The true effective rate for multimillionaires is actually far lower than that indicated by official government statistics. That’s because those figures fail to include the additional income that’s generated by many sophisticated tax-avoidance strategies. Several of those techniques involve some variation of complicated borrowings that never get repaid, netting the beneficiaries hundreds of millions in tax-free cash. From 2003 to 2008, for example, Los Angeles Dodgers owner and real estate developer Frank H. McCourt Jr. paid no federal or state regular income taxes, as stated in court records dug up by the Los Angeles Times. Developers such as McCourt, according to a declaration in his divorce proceeding, “typically fund their lifestyle through lines of credit and loan proceeds secured by their assets while paying little or no personal income taxes.” A spokesman for McCourt said he availed himself of a tax code provision at the time that permitted purchasers of sports franchises to defer income taxes.
For those who can afford a shrewd accountant or attorney, our era is rife with opportunities to avoid—or at least defer—tax bills, according to tax specialists and public records. It’s limited only by the boundaries of taste, creativity, and the ability to understand some very complex shelters. Here’s a look at some of them:
The ‘No Sale’ Sale
Cashing in on stocks without triggering capital-gains taxes
An executive has $200 million of company shares. He wants cash but doesn’t want to trigger $30 million or so in capital-gains taxes.

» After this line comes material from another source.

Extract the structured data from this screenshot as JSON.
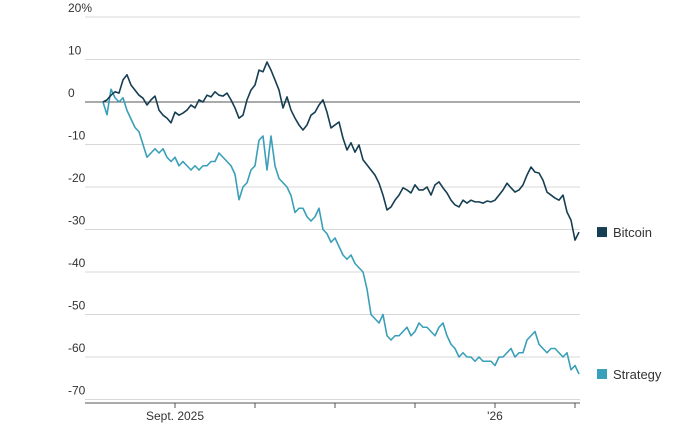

1. The executive borrows about $200 million from an investment bank, with the shares as collateral. Now he has cash.
2. To freeze the value of the collateral shares, he buys and sells “puts” and “calls.” These are options granting him the right to buy and sell them later at a fixed price, insuring against a crash.
3. He eventually can return the cash, or he can keep it. If he keeps it, he has to hand over the shares. The tax bill comes years after the initial borrowing. His money has been working for him all the while.
Seller beware: The IRS challenged versions of these deals used by billionaire Philip Anschutz and Clear Channel Communications (CCMO) co-founder Red McCombs. A U.S. Tax Court judge in 2010 ruled that Anschutz owed $94 million in taxes on transactions entered into in 2000 and 2001. He lost an appeal last December. McCombs settled his case in 2011. Despite the court cases, such strategies “are alive and well,” says Robert Willens, who runs an independent firm that advises investors on tax issues.
The Skyscraper Shuffle
Partnerships that let property owners liquidate without liability
Two people are 50-50 owners, through a partnership, of an office tower worth $100 million. One of the owners—let’s call him McDuck—wants to cash out, which would mean a $50 million gain and $7.5 million in capital-gains taxes.